Left on Earth as a ghost in the wake of her death, Shari works with the ghost of a boy named Peter to help her family solve the mystery of her death, which hinges on the fact that only Shari and the person who pushed her from a balcony know what happened that fateful night.

The Misty Books by Marguerite Henry

Some kids — like me — were head over horseshoes for Misty of Chincoteague, the based-on-a-true story of a small, American pony that captivated readers for decades after its initial publication in 1947. Generations of Misty fans would be sure to tune in to watch a series devoted to her — fictional — legacy.

The Royal Diaries Series

If you didn't love these books, with their silky, cloth bookmarks and their gold-edged pages, did you even read, bro? The fictionalized diaries of prominent queens and princesses, such as Nzingha and Elizabeth I, The Royal Diaries offered us the chance to live vicariously through the fictionalized lives of real-life royals.

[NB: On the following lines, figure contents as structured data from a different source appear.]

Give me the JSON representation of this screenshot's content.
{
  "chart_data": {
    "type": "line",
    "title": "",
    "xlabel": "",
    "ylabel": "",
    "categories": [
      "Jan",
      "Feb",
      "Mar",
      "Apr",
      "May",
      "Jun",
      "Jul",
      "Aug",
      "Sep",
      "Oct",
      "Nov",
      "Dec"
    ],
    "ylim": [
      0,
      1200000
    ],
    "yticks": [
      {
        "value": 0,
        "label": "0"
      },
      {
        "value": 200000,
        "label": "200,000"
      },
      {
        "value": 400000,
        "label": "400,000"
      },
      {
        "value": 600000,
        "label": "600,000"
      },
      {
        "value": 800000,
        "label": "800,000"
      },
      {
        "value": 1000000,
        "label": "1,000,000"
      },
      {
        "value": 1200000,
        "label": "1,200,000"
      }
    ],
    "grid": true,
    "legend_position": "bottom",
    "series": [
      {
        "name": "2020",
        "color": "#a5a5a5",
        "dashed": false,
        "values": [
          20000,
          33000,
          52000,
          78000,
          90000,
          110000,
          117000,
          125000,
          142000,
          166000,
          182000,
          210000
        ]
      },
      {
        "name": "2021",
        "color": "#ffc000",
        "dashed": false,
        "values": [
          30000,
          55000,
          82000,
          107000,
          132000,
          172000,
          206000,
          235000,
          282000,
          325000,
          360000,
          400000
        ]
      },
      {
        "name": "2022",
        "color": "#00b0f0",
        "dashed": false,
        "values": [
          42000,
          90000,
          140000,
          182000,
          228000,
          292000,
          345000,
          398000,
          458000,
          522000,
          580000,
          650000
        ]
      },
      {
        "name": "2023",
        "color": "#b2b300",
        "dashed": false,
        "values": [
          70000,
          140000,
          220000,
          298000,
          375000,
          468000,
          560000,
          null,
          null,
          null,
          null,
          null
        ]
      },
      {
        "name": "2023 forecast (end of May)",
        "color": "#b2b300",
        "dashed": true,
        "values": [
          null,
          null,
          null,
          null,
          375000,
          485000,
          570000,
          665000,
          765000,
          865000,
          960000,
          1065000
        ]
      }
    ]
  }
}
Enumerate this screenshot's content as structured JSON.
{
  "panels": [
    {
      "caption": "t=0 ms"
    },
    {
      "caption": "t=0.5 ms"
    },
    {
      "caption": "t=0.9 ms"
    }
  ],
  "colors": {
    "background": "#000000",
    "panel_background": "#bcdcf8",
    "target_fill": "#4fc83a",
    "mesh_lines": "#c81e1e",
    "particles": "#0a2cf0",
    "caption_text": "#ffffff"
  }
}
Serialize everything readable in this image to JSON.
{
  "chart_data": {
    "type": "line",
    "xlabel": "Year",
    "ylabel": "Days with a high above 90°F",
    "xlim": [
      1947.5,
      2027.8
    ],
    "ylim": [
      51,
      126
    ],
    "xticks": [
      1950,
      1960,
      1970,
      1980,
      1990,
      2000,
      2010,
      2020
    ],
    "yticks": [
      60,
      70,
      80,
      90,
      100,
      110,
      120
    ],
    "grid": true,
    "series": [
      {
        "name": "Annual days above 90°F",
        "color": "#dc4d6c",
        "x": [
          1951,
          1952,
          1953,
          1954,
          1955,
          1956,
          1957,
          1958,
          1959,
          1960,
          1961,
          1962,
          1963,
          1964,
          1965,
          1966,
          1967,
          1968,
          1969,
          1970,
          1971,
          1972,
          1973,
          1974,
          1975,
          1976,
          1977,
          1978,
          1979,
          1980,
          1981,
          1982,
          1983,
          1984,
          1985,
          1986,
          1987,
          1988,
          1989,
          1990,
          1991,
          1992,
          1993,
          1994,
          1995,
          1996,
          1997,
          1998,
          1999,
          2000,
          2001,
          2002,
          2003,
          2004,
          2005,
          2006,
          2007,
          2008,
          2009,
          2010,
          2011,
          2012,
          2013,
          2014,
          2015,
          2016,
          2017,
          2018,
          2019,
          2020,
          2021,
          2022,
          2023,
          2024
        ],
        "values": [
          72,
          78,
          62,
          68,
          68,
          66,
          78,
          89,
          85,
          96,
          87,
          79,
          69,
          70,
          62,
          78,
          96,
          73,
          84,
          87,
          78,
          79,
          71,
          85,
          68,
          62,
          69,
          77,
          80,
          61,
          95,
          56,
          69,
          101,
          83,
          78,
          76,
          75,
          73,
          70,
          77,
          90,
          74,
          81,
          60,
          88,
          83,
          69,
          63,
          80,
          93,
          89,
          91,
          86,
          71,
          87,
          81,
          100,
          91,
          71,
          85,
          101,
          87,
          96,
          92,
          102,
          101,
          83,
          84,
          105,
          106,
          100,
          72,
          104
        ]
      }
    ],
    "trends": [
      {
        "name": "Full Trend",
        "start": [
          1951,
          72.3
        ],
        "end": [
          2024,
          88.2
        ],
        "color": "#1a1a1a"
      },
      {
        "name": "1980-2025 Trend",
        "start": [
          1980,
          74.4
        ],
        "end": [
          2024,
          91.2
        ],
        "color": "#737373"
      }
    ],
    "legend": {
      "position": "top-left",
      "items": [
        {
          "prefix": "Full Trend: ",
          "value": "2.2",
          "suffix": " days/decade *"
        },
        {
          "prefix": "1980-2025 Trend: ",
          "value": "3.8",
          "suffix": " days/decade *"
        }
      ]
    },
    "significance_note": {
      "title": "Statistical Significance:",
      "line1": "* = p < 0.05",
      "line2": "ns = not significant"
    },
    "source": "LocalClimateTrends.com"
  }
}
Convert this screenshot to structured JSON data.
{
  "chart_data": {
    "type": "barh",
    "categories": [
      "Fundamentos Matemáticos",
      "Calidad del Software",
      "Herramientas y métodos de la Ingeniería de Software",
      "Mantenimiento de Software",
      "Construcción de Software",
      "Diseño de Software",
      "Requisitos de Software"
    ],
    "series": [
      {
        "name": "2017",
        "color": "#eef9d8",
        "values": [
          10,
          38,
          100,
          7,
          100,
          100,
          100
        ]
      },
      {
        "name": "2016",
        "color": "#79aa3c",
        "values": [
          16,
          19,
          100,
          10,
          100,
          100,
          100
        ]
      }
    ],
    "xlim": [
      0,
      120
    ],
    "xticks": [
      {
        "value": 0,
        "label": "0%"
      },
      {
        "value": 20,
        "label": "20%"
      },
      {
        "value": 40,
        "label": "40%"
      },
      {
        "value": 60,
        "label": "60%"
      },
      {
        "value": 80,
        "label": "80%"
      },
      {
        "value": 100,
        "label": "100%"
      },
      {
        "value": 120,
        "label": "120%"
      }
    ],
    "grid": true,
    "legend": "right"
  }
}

Given the public's obsession with William, Kate, Harry, and Meghan, bringing back this series for TV should be a no-brainer.

The Circle of Magic by Tamora Pierce

Brought together to hone their magical powers, four teens must join forces to save the world in this series of late-1990s YA novels from Tamora Pierce. Twenty years ago, readers loved the story of Sandry, Briar, Daja, and Tris, and the promise of a new, witchy TV show would certainly draw them back into Pierce's invented world.